Orientation under local diffeomorphism

Question

Given regular surfaces $S_1$ and $S_2$ such that $S_2$ is orientable and a local diffeomorphism $f: S_1 \rightarrow S_2$, then why is $S_1$ orientable? What I think that can be done is to choose an orientable atlas $\{ V_{\alpha} \}$ in $S_2$ and, for each $p \in U \subset S_1$ such that $f|_U$ is a diffeomorphism onto $f(U)$, choose an open cover $\{U_{\alpha}\}$ for $S_1$ where each $U_{\alpha}$ is $(f|_U)^{-1}(V_{\alpha} \cap f(U))$ and use this cover to build and orientable atlas for $S_1$. Is this possible, or there is some another construction?

Answer 1

To orient a manifold, you must know when a base of a tangent space (frame) is positive, and this choice must be continuous.
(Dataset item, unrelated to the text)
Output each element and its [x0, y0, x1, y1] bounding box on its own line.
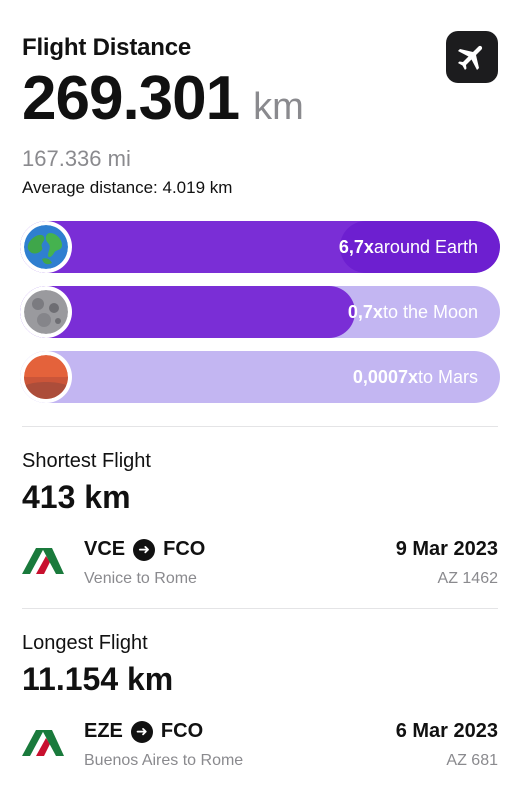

In your case, first choose an orientation of $S_2$, and say that a base $B_p=(u_1,...u_n)$ of vector in $T_pS_1$ is positive if its image $Tf_p(B)$ is positive also (relative to the given orientation of $S_2$. To ckeck continutity, extend this vectors in a neighborhood of $p$ by some vector fiels $U_1,...U_n$. Note that $\det (Tf_pu_1,..,T_pfu_n) >0$ implies that the inequality $\det (Tf U_1,..,Tf U_n) >0$is still valid in the neighborhood of $p$. Here $\det$ means the choice of a determinant in a chart around $f(p)$ positive on an oriented base.